João Leiva Filho: Existe uma grande ansiedade dos produtores nesse sentido, mas trata-se de um processo lento. Estamos avançando, mas a uma velocidade menor do que a que gostaríamos. Assim como a preocupação com temas ambientais, a conscientização da importância dos investimentos em cultura virá com o tempo, não em anos, mas talvez em décadas.
E isso não vale apenas para as empresas, mas para o poder público e para toda a sociedade. A prova disso são os orçamentos minguados do Ministério da Cultura e da esmagadora maioria das secretarias estaduais e municipais. Acredito ainda que a própria população não vê como prioritários os investimentos em cultura. Ou seja, não são apenas as empresas que não reconhecem a importância da cultura, mas o governo, a sociedade.
É importante levarmos em conta ainda que o patrocínio cultural, do ponto de vista das empresas, vai sempre concorrer com os investimentos em saúde, educação, meio ambiente, esporte, acessibilidade, etc. Ou seja, ainda que haja conscientização, a cultura não será o único tema na pauta das empresas. E certamente não haverá recursos para tanta demanda...
Diante dessa realidade, para termos um "relacionamento frutífero e de longo prazo", é fundamental ampliarmos os mecanismos de incentivo (ao contrário do que o governo e parte dos produtores pretende fazer) e mantermos um diálogo aberto e sistemático com as empresas, o que nunca ocorreu.
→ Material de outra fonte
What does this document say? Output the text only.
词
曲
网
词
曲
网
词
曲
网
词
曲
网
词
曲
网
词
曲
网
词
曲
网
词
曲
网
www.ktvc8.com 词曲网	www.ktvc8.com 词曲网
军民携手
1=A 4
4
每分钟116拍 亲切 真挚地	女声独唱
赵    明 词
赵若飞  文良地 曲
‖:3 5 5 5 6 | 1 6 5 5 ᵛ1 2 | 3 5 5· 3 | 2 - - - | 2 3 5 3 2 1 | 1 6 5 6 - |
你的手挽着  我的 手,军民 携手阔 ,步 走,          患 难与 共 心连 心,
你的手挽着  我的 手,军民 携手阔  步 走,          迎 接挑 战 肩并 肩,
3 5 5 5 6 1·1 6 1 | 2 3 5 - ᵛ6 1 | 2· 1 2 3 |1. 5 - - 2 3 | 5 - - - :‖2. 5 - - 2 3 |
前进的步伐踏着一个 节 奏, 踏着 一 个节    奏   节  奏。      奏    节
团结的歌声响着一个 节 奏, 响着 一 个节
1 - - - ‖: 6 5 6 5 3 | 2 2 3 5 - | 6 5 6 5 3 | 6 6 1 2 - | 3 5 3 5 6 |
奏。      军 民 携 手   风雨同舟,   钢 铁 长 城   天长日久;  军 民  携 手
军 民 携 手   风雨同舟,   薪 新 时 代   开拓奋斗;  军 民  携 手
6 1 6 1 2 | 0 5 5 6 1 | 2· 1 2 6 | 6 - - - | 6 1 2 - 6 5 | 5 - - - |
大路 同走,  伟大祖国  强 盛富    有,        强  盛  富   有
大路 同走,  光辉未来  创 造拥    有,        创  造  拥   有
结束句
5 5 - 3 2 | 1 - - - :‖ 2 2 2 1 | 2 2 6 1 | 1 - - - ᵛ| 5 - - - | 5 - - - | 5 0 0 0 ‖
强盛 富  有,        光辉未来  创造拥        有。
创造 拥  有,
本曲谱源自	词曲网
Podemos contar nos dedos as reuniões dos governos federal, estadual e municipal com as empresas.
GS: Há uma tendência de se integrar investimentos culturais às estratégias de desenvolvimento sustentável, comunicação e marketing das empresas hoje em dia. Você entende que esse é um movimento benéfico para o mercado cultural como um todo?
JL: Eu acreditava que não, que isso poderia acabar desvirtuando o sentido da arte e da cultura, mas hoje penso de forma diferente. Da arte ao entretenimento, é fundamental que a cultura amplie sua presença na sociedade, no espaço urbano, em nossas vidas, em nosso tempo livre, que ela faça parte de nosso dia-a-dia.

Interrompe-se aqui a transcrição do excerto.